I am going to criticize this paper a bit, so I'll issue my usual caveat: I am a nobody doing LN2 fills and teaching 1st year graduate students how to acquire 1D 1H spectra, whereas the authors of this paper are real scientists doing the hard, creative work of producing scientific knowledge.  My purpose in starting this blog is not to trash people's work so that I feel better about my life.  I wanted to force myself (on a very public forum) to critique great science in hope of improving my science.  So here is my critique in one sentence: the negative control is not so negative.  Traditionally, in a paper like this one, you would have one positive and one negative control, proving that you get a signal when the analyte is present and no signal when the wrong analyte present.  In this paper the authors see a delta delta of 0.78 ppm for a carefully chosen strong binder and a delta delta of 0.33 ppm for a weaker binder.  If they could make a non-binder would the delta delta equal 0 ppm?  What would they see if they tried another dye molecule? 
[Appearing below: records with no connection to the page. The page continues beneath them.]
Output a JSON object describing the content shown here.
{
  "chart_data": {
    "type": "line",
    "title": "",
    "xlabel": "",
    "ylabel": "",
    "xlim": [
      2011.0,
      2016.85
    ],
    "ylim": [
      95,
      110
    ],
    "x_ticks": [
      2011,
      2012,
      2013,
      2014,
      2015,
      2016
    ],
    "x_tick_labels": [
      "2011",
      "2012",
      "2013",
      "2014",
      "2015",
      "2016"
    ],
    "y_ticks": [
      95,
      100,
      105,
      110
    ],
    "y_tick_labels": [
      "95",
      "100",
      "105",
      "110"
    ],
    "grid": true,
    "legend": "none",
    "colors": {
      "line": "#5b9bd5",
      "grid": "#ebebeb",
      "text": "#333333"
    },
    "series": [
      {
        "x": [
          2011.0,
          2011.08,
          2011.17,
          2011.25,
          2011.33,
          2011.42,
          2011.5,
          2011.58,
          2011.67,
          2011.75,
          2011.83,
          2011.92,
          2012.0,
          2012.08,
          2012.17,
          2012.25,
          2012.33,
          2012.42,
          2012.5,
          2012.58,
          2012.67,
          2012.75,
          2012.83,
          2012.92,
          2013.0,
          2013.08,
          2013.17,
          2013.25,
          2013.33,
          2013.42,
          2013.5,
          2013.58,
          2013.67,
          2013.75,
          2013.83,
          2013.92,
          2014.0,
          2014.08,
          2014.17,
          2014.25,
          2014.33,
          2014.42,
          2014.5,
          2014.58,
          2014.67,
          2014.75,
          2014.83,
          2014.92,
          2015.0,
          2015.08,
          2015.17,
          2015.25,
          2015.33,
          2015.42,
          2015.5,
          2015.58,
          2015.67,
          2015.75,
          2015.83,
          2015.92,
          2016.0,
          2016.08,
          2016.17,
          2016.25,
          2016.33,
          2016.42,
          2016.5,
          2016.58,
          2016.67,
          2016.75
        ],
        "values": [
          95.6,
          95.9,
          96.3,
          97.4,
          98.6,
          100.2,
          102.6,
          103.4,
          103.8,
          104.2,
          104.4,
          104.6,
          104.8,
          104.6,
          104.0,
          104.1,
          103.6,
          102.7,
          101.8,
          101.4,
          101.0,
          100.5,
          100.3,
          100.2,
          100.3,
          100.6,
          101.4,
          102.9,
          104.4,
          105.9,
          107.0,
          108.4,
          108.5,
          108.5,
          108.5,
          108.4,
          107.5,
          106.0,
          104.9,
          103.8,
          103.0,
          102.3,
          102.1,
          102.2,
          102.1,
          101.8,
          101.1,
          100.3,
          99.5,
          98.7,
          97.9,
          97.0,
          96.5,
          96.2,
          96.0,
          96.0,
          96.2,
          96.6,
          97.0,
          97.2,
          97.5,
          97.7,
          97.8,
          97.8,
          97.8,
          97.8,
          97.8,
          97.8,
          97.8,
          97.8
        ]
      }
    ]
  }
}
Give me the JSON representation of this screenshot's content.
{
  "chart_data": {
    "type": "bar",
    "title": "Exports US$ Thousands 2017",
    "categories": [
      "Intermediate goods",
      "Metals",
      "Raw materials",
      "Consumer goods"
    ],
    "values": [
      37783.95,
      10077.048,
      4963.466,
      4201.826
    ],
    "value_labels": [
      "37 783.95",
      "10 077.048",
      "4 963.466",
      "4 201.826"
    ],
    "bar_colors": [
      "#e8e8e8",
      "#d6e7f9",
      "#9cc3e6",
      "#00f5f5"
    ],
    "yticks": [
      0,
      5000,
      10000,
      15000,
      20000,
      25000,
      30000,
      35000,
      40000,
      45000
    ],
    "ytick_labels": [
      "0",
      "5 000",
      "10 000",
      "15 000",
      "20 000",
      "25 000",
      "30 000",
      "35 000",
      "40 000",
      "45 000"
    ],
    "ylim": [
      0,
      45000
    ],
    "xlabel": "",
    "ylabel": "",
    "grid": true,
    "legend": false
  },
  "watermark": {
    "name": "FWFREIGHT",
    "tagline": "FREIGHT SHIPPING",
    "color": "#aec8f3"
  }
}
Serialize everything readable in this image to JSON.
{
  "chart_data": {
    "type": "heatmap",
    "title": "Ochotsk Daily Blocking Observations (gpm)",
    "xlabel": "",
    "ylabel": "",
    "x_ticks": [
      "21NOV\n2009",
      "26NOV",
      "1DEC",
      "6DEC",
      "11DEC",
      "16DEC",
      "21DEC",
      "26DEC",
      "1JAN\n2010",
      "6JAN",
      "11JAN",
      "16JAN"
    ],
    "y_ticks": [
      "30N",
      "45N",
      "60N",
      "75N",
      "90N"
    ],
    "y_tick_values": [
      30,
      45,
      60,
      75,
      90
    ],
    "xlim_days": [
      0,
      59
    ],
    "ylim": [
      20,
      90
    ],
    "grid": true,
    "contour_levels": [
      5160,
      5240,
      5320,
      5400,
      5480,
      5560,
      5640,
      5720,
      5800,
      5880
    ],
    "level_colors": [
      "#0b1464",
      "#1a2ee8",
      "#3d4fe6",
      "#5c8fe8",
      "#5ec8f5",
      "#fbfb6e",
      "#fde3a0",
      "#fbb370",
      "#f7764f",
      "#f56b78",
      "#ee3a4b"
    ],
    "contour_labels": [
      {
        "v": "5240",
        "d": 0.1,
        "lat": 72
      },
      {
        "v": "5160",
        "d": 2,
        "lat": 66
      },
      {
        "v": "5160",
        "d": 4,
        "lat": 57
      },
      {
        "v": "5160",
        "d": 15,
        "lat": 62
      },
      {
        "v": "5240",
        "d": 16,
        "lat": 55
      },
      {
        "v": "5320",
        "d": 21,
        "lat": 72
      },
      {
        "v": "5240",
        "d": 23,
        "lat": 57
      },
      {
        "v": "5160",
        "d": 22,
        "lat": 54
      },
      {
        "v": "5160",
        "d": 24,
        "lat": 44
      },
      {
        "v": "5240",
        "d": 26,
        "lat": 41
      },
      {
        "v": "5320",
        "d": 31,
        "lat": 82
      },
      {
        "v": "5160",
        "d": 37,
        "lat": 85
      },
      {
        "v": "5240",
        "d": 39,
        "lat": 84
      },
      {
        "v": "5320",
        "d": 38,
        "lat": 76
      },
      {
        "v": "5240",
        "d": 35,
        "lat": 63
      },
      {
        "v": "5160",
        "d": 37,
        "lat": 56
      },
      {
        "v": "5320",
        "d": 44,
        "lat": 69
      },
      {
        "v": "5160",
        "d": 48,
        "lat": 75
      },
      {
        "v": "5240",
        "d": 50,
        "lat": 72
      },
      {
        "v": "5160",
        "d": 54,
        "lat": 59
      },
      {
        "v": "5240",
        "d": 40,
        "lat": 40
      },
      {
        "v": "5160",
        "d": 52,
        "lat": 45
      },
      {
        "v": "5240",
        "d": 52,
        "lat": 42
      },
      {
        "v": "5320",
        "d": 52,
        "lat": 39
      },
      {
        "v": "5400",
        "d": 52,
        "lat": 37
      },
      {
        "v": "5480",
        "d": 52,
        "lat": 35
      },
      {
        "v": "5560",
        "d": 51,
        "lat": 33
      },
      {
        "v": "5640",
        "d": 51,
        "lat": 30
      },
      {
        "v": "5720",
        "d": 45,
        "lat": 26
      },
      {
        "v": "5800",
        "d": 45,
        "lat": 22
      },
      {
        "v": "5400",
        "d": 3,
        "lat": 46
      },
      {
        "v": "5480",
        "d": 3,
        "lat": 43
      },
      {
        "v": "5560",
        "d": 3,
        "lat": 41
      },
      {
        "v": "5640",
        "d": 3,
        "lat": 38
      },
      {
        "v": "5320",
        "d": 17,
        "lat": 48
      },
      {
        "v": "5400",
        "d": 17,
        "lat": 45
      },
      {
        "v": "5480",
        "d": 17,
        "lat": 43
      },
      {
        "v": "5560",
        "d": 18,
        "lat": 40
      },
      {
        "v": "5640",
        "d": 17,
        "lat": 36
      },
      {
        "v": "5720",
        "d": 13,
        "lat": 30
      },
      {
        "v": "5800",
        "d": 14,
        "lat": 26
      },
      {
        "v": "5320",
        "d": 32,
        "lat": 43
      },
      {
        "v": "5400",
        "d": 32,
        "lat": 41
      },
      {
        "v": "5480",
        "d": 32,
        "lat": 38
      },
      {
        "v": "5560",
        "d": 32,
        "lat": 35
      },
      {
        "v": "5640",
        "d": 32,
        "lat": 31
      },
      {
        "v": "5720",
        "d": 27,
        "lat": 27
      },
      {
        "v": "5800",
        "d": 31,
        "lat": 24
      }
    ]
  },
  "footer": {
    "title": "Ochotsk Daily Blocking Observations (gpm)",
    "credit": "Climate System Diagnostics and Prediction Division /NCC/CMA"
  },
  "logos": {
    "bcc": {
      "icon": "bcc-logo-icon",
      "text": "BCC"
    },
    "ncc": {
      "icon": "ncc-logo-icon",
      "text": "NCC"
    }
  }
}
Overall, I give the authors a lot credit for using a SELEX type procedure to hunt out a binder.  I kind of glossed over this point earlier to get to the spectroscopy, but it was a substantial effort to find a needle in a stack with 20^4 pieces of hay.  Clearly, this paper is a starting point.  The authors set out to show that their sensor-cage-Xe trick would is feasible.  I think they succeeded.  I wonder if their problem isn't going to be that Xe NMR is just too sensitive, though.